Cindy Kiro's appointment to the role of Governor General is political. Judging by comments on Kiwiblog people have forgotten her time as Children's Commissioner. She advocated that every child should be interviewed or assessed before age two and again at ages five, 13, and 17 - a heavy-handed unnecessary state intervention to avoid stigmatising particular groups.
She helped Sue Bradford push through the anti-smacking legislation saying, "...we know more about parenting and child health and development now than we did in our parents’, grandparents’ and great grandparents’ times."
Warding off an interviewer asking about Maori child abuse she said, "I think people need to get a little careful when they start this business," and propagated false child death statistics in defence. She never owned or corrected them after their inaccuracy was identified.
She overspent her Ministry's budget and was criticised for spending too much time overseas and staff turnover.
Kiro is not a smart appointment.
3 comments:
I recall that she was one of the most openly partisan state sector employees of the Clark era, which is really saying something! (Of course, she was on the 'correct' side of the partisan divide to never be held accountable for many questionable assertions and acts).
GG is meant to be politically neutral and someone with dignity as befits who he or she represents. This is a horrible choice.
Interesting that Ardern referred to her as `our' Governor General - or a similar phrase.
I thought the Governor General represented the Queen in New Zealand.

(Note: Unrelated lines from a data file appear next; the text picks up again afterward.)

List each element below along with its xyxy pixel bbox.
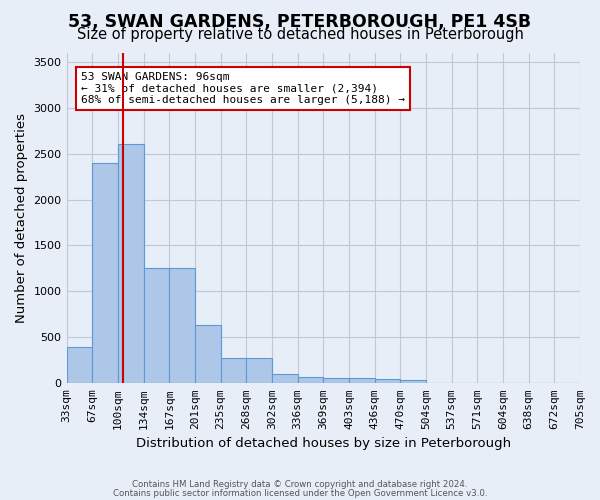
Bar [118, 144, 143, 384]
Bar [272, 374, 298, 384]
Text: 53 SWAN GARDENS: 96sqm
← 31% of detached houses are smaller (2,394)
68% of semi-: 53 SWAN GARDENS: 96sqm ← 31% of detached… [80, 72, 404, 105]
Bar [143, 268, 169, 384]
Bar [246, 358, 272, 384]
Bar [349, 378, 374, 384]
Bar [374, 379, 400, 384]
Text: Contains public sector information licensed under the Open Government Licence v3: Contains public sector information licen… [113, 488, 487, 498]
Bar [221, 358, 246, 384]
Text: Contains HM Land Registry data © Crown copyright and database right 2024.: Contains HM Land Registry data © Crown c… [132, 480, 468, 489]
Bar [195, 326, 221, 384]
Text: 53, SWAN GARDENS, PETERBOROUGH, PE1 4SB: 53, SWAN GARDENS, PETERBOROUGH, PE1 4SB [68, 12, 532, 30]
Bar [298, 378, 323, 384]
Bar [92, 163, 118, 384]
Text: Size of property relative to detached houses in Peterborough: Size of property relative to detached ho… [77, 28, 523, 42]
Bar [400, 380, 426, 384]
Bar [67, 348, 92, 384]
Bar [323, 378, 349, 384]
Y-axis label: Number of detached properties: Number of detached properties [15, 113, 28, 323]
X-axis label: Distribution of detached houses by size in Peterborough: Distribution of detached houses by size … [136, 437, 511, 450]
Bar [169, 268, 195, 384]
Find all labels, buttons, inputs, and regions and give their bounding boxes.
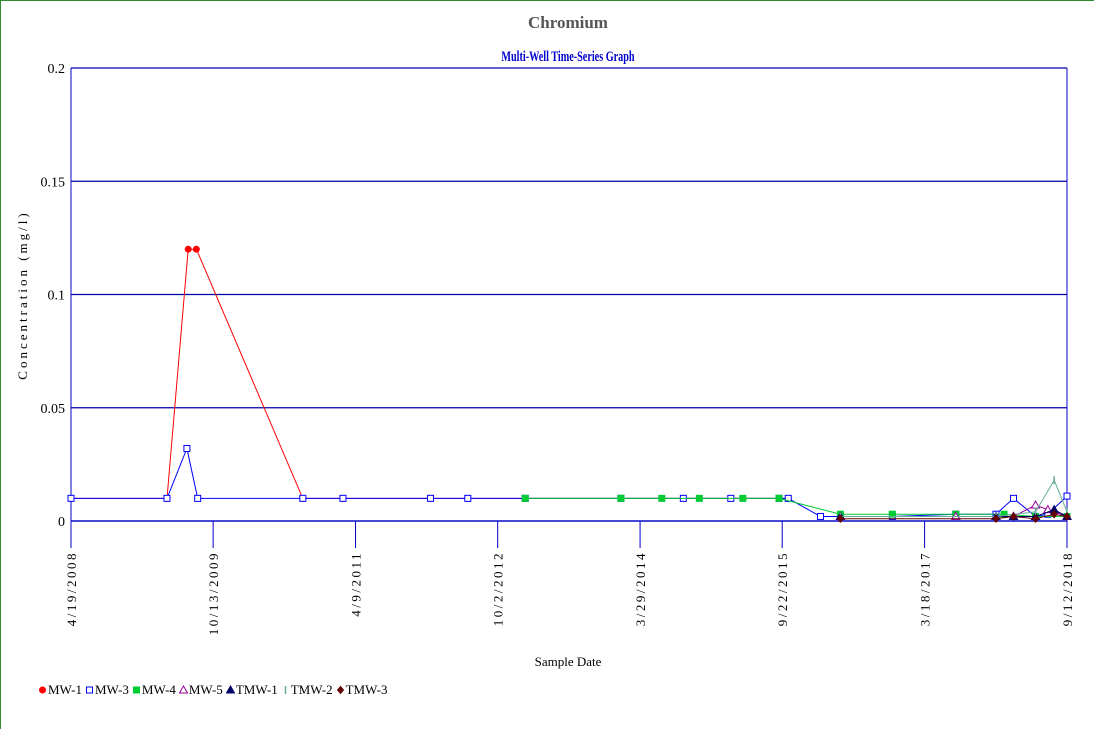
data-point bbox=[836, 514, 845, 524]
data-point bbox=[183, 445, 191, 453]
series-layer bbox=[67, 245, 1072, 524]
legend-label: TMW-1 bbox=[235, 682, 278, 697]
legend-marker bbox=[132, 686, 140, 694]
data-point bbox=[67, 494, 75, 502]
legend-marker bbox=[39, 686, 46, 694]
legend-item-tmw-1: TMW-1 bbox=[225, 682, 278, 698]
x-tick-label: 4/19/2008 bbox=[64, 551, 79, 626]
series-mw-3 bbox=[67, 445, 1071, 520]
x-tick-label: 3/29/2014 bbox=[633, 551, 648, 626]
series-line-mw-3 bbox=[71, 446, 1068, 518]
data-point bbox=[888, 510, 896, 518]
data-point bbox=[950, 511, 961, 520]
legend-label: MW-5 bbox=[188, 682, 223, 697]
series-tmw-3 bbox=[836, 509, 1071, 524]
legend-swatch bbox=[225, 685, 235, 694]
legend-label: TMW-3 bbox=[345, 682, 388, 697]
legend-item-mw-5: MW-5 bbox=[178, 682, 223, 698]
data-point bbox=[163, 494, 171, 502]
x-tick-label: 3/18/2017 bbox=[918, 551, 933, 626]
data-point bbox=[1050, 509, 1058, 519]
legend-item-mw-4: MW-4 bbox=[132, 682, 176, 698]
data-point bbox=[775, 494, 783, 502]
data-point bbox=[1063, 492, 1071, 500]
data-point bbox=[184, 245, 192, 253]
data-point bbox=[464, 494, 472, 502]
series-mw-1 bbox=[67, 245, 792, 502]
series-line-mw-4 bbox=[525, 497, 1067, 517]
data-point bbox=[1063, 512, 1071, 521]
data-point bbox=[658, 494, 666, 502]
legend-marker bbox=[85, 686, 93, 694]
chart-title: Chromium bbox=[528, 13, 608, 32]
y-tick-label: 0.1 bbox=[48, 289, 66, 304]
legend-swatch bbox=[284, 686, 286, 694]
legend-item-mw-1: MW-1 bbox=[38, 682, 82, 698]
x-tick-label: 10/2/2012 bbox=[491, 551, 506, 626]
y-tick-label: 0 bbox=[58, 515, 65, 530]
x-tick-label: 10/13/2009 bbox=[206, 551, 221, 635]
legend-item-tmw-3: TMW-3 bbox=[336, 682, 388, 698]
data-point bbox=[739, 494, 747, 502]
data-point bbox=[192, 245, 200, 253]
series-mw-4 bbox=[521, 494, 1071, 520]
data-point bbox=[1010, 494, 1018, 502]
data-point bbox=[617, 494, 625, 502]
y-tick-label: 0.05 bbox=[41, 402, 66, 417]
legend-label: TMW-2 bbox=[290, 682, 333, 697]
legend-swatch bbox=[39, 686, 46, 694]
legend-label: MW-3 bbox=[94, 682, 129, 697]
legend-label: MW-4 bbox=[141, 682, 176, 697]
legend-swatch bbox=[132, 686, 140, 694]
data-point bbox=[1009, 512, 1018, 521]
legend: MW-1 MW-3 MW-4 MW-5 TMW-1 TMW-2 TMW-3 bbox=[38, 682, 390, 698]
axes-layer: 0 0.05 0.1 0.15 0.2 4/19/2008 10/13/2009 4/9/20… bbox=[41, 62, 1076, 635]
data-point bbox=[695, 494, 703, 502]
x-tick-label: 4/9/2011 bbox=[349, 551, 364, 617]
y-tick-label: 0.15 bbox=[41, 175, 66, 190]
legend-swatch bbox=[178, 685, 188, 694]
chart-subtitle: Multi-Well Time-Series Graph bbox=[501, 48, 634, 64]
data-point bbox=[427, 494, 435, 502]
x-tick-label: 9/12/2018 bbox=[1060, 551, 1075, 626]
legend-marker bbox=[225, 685, 235, 694]
legend-item-tmw-2: TMW-2 bbox=[281, 682, 333, 698]
x-tick-label: 9/22/2015 bbox=[775, 551, 790, 626]
data-point bbox=[784, 494, 792, 502]
legend-marker bbox=[336, 685, 344, 695]
data-point bbox=[339, 494, 347, 502]
series-line-mw-1 bbox=[71, 248, 789, 499]
legend-item-mw-3: MW-3 bbox=[85, 682, 129, 698]
data-point bbox=[194, 494, 202, 502]
data-point bbox=[816, 512, 824, 520]
data-point bbox=[1031, 514, 1040, 524]
data-point bbox=[992, 514, 1000, 524]
x-axis-label: Sample Date bbox=[535, 654, 602, 669]
legend-swatch bbox=[85, 686, 93, 694]
grid-layer bbox=[71, 67, 1067, 522]
legend-swatch bbox=[336, 685, 344, 695]
legend-label: MW-1 bbox=[48, 682, 82, 697]
y-axis-label: Concentration (mg/l) bbox=[15, 210, 30, 379]
y-tick-label: 0.2 bbox=[48, 62, 66, 77]
data-point bbox=[521, 494, 529, 502]
legend-marker bbox=[178, 685, 188, 694]
data-point bbox=[299, 494, 307, 502]
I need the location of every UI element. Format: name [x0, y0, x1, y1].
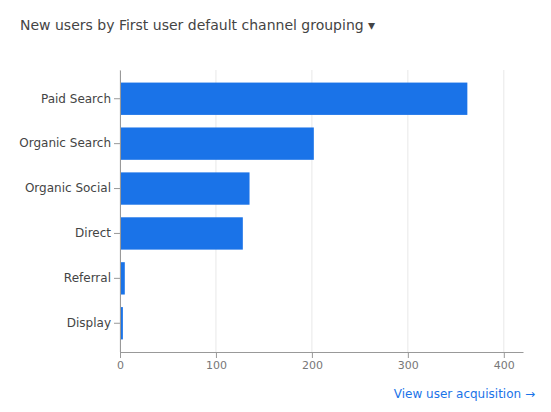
x-axis: 0 100 200 300 400	[117, 352, 524, 372]
x-tick-label: 0	[117, 359, 124, 372]
y-tick: Paid Search	[41, 92, 120, 106]
x-tick: 100	[206, 352, 227, 372]
bar	[120, 172, 250, 204]
x-tick-mark	[120, 352, 121, 358]
y-tick-label: Organic Social	[25, 181, 111, 195]
plot-area: 0 100 200 300 400 Display Referral Direct Organi…	[19, 70, 523, 372]
x-tick-label: 100	[206, 359, 227, 372]
y-tick: Organic Social	[25, 181, 120, 195]
y-tick: Referral	[64, 271, 120, 285]
footer-annotation: View user acquisition →	[394, 387, 535, 401]
x-tick: 400	[494, 352, 515, 372]
x-tick: 0	[117, 352, 124, 372]
y-tick-mark	[114, 143, 120, 144]
chart: New users by First user default channel …	[0, 0, 551, 412]
bars	[120, 83, 467, 340]
y-tick-label: Organic Search	[19, 136, 111, 150]
y-tick: Direct	[75, 226, 120, 240]
y-tick-label: Display	[67, 316, 111, 330]
chart-container: New users by First user default channel …	[0, 0, 551, 412]
title: New users by First user default channel …	[20, 17, 375, 33]
y-tick-mark	[114, 233, 120, 234]
x-tick-label: 400	[494, 359, 515, 372]
y-axis: Display Referral Direct Organic Social Organ…	[19, 71, 120, 353]
x-tick-label: 300	[398, 359, 419, 372]
grid-line	[120, 70, 121, 352]
grid	[120, 70, 504, 352]
y-tick-label: Referral	[64, 271, 111, 285]
y-tick-mark	[114, 188, 120, 189]
x-axis-line	[121, 352, 524, 353]
y-tick-label: Direct	[75, 226, 111, 240]
bar	[120, 83, 467, 115]
y-tick-mark	[114, 323, 120, 324]
x-tick-mark	[216, 352, 217, 358]
y-axis-line	[120, 71, 121, 353]
x-tick: 300	[398, 352, 419, 372]
x-tick-mark	[312, 352, 313, 358]
y-tick-label: Paid Search	[41, 92, 111, 106]
y-tick: Organic Search	[19, 136, 120, 150]
bar	[120, 127, 314, 159]
y-tick: Display	[67, 316, 120, 330]
bar	[120, 217, 243, 249]
x-tick-mark	[504, 352, 505, 358]
x-tick-label: 200	[302, 359, 323, 372]
grid-line	[503, 70, 504, 352]
y-tick-mark	[114, 98, 120, 99]
x-tick: 200	[302, 352, 323, 372]
y-tick-mark	[114, 278, 120, 279]
x-tick-mark	[408, 352, 409, 358]
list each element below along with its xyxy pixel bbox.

I have blogged questioning if she has the ability to fulfill the very critical role involved as Head of State. A brief study of the potentially very damaging constitutional contretemps in Samoa are a guide to a possible scenario resulting from too adjacent to political power lacking in any need for restraint? Being part Maori, Female, ex public servant with issues from that role could seem to indicate maybe not so much.
Respect for the Law would be high on any criteria that I could accept and that seems lacking.